Categories: HR Tips

Kapankah Kebijakan Demosi Karyawan Harus Dilakukan?

Di dalam dunia kerja mungkin anda sudah sering mendengar tentang demosi karyawan? Apakah yang dimaksud dengan demosi karyawan?

Apa Itu Demosi ?

Demosi adalah sebuah istilah yang dipakai untuk memindahkan seseorang karyawan dari jabatan yang lebih tinggi menuju jabatan yang lebih rendah, atau dapat disebut juga dengan kebalikannya dari promosi, hal ini juga tentu mempertimbangkan dari berbagai aspek termasuk penurunan prestasi dan kemampuan kerja dari karyawan yang bersangkutan.

Demosi memang jarang sekali dilakukan, tetapi pada perusahaan-perusahaan tertentu yang menemui beberapa kasus sulit, dan mengharuskan karyawan tersebut untuk demosi karenan penurunan kinerjanya, tentu saja harus melakukannya. Setelah mengetahui penjelasan di atas, apa saja sih yang dapat menyebabkan perusahaan harus melakukan demosi terhadap karyawannya?

Ketika Pegawai Tidak Lagi Dapat Di Disiplinkan

Seringkali pegawai tidak dapat melakukan disiplin waktu, contohnya adalah sering terlambat jam masuk kantor, atau bahkan tidak berada di lokasi tempat kerja ketika jam kerja berlangsung. Karyawan yang tidak disiplin, awalnya akan diberikan Surat Teguran ( ST ) namun, jika hal ini masih saja berlanjut, maka pada perusahaan tertentu akan melakukan demosi pada karyawan tersebut.

Ketika Pegawai Menunjukkan Kinerja Yang Buruk

Faktor selanjutnya yang dapat membuat sesorang karyawan di demosi adalah tidak melakukan kinerja yang baik sesuai dengan perusahaan harapkan. Hal ini tentu saja dapat merugikan perusahaan, seperti tidak dapat mencapai target penjualan  yang telah perusahaan tentukan, atau juga tidak dapat menyelesaikan pekerjaan sesuai deadline yang ditentukan.

Ketika Pegawai Tidak Menguasai Skill ( Kemampuan ) Untuk Posisi Jabatan Yang Dijalani.

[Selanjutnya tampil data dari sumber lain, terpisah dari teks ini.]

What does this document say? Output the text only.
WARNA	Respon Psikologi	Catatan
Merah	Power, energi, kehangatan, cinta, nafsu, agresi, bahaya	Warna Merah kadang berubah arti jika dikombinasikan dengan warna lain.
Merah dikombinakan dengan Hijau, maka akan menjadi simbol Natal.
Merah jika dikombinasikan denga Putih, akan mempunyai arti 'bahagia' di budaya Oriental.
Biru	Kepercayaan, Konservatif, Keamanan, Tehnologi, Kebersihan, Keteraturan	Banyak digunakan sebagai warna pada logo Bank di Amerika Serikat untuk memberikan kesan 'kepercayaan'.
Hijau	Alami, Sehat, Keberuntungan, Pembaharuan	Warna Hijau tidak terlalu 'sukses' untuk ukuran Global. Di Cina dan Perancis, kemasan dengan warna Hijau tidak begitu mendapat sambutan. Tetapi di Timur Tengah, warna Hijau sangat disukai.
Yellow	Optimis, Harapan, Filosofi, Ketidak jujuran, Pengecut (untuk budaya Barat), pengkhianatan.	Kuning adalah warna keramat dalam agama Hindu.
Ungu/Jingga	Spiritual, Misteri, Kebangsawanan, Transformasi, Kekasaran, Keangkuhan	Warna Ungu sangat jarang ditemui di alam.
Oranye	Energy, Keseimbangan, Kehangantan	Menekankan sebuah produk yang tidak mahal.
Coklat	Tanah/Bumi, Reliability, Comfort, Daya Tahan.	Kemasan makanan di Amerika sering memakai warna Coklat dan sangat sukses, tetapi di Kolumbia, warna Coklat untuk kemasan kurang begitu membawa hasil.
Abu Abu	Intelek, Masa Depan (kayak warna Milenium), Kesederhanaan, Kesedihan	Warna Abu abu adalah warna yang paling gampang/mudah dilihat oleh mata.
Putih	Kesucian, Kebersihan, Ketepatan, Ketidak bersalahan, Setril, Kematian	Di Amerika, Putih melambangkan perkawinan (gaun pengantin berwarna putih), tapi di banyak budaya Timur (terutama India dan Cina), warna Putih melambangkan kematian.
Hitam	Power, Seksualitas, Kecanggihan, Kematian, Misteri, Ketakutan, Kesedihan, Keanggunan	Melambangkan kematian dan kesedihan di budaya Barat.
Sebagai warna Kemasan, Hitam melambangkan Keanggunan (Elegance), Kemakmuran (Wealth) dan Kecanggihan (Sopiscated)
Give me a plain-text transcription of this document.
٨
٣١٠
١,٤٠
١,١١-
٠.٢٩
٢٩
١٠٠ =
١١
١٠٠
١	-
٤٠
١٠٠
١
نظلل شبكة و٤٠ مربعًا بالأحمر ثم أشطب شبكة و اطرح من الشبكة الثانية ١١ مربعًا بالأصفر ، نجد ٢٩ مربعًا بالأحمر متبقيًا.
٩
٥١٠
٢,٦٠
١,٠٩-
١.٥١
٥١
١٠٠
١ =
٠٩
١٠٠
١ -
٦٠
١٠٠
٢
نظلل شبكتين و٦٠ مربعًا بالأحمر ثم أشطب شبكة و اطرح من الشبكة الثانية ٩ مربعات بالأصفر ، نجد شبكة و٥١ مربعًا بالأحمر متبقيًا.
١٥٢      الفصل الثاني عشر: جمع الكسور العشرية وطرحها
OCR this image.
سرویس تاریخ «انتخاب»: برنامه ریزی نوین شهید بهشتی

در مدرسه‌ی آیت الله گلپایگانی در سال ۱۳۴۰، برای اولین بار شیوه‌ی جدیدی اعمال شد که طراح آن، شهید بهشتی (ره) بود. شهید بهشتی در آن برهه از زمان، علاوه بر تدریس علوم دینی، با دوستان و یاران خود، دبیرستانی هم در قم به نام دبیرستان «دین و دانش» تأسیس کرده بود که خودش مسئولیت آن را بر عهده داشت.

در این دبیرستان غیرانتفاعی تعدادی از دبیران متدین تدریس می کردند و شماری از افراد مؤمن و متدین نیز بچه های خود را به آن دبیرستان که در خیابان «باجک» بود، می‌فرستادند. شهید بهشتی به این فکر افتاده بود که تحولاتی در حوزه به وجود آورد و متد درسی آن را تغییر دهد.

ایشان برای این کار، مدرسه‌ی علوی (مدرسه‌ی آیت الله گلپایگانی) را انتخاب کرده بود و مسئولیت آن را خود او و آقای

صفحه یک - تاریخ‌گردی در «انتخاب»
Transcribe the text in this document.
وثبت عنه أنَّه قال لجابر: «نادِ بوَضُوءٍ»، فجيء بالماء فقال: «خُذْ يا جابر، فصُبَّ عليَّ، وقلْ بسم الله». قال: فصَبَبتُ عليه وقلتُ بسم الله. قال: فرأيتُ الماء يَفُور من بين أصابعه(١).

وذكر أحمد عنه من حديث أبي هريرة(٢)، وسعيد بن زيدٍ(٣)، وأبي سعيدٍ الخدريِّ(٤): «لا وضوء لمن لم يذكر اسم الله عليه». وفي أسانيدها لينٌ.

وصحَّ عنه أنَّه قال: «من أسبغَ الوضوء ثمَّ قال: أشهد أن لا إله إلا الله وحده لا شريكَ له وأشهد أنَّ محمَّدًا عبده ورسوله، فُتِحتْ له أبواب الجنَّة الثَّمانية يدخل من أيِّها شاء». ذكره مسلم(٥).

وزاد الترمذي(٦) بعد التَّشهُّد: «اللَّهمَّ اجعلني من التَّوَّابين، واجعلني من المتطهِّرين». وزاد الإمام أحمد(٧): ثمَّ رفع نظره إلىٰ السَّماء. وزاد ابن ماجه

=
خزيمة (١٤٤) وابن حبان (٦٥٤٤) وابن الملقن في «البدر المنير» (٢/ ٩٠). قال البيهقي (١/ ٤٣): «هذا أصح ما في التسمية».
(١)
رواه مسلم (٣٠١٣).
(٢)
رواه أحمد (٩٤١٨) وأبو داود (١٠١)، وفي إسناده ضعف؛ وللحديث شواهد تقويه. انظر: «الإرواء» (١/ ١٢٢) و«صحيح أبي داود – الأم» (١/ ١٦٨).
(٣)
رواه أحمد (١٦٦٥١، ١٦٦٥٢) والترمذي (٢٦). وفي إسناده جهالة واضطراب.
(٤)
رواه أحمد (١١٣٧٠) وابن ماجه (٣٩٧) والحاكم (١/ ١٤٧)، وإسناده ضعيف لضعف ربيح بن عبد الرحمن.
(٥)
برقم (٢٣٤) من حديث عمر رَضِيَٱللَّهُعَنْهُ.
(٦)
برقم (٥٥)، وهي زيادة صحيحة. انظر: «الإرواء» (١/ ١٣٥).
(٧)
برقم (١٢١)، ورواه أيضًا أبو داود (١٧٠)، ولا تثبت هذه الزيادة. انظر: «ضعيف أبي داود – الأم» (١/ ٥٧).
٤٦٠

Sebagai seorang pimpinan atau manajer dalam suatu perusahaan, tentu saja harus menguasai  tugas dan tanggung jawabnya sebagai leader. Hal ini juga tentu diperlukan skill ( kemampuan ) yang mumpuni untuk mengatasinya. Seorang pimpinan yang memiliki kemampuan, tentu saja tidak akan kesulitan untuk menghadapi pekerjaannya dan tidak akan menjadikannya sebagai beban, tentu saja berbeda jika pegawai tersebut tidak menguasai kemampuannya seperti Manajer keuangan yang seharusnya dapat menguasai dan mengerti alur laporan keuangan dalam perusahaan tersebut, tetapi ternyata manajer tersebut tidak dapat melakukannya dikarenakan seorang sarjana komputer yang biasanya menangani masalah IT.

Demosi karyawan juga dapat dilakukan ketika seorang karyawan tersebut memintanya sendiri secara sukarela dengan mempertimbangkan beberapa aspek yang tidak dapat ia penuhi, diantaranya adalah:

  • Pegawai tersebut tidak sanggup dengan posisinya yang sekarang
  • Pegawai tersebut merasa beban kerja yang dijalaninya terlalu berat
  • Pegawai berniat mengundurkan diri dari perusahaan
  • Pegawai kesulitan mengatur jarak antara posisi kerja yang berjauhan dengan lingkungan tempat tinggal yang sekarang.
  • Pegawai tidak memiliki waktu dengan keluarganya dan ingin menyeimbangkan kehidupan pribadi serta pekerjaannya.
  • Pegawai tidak dapat beradaptasi dengan pekerjaan dan tanggung jawabnya pada posisinya yang sekarang.
  • Berbagai masalah internal lainnya

Baca Juga: Promosi Jabatan Tak Kunjung Tiba? Ini Alasannya!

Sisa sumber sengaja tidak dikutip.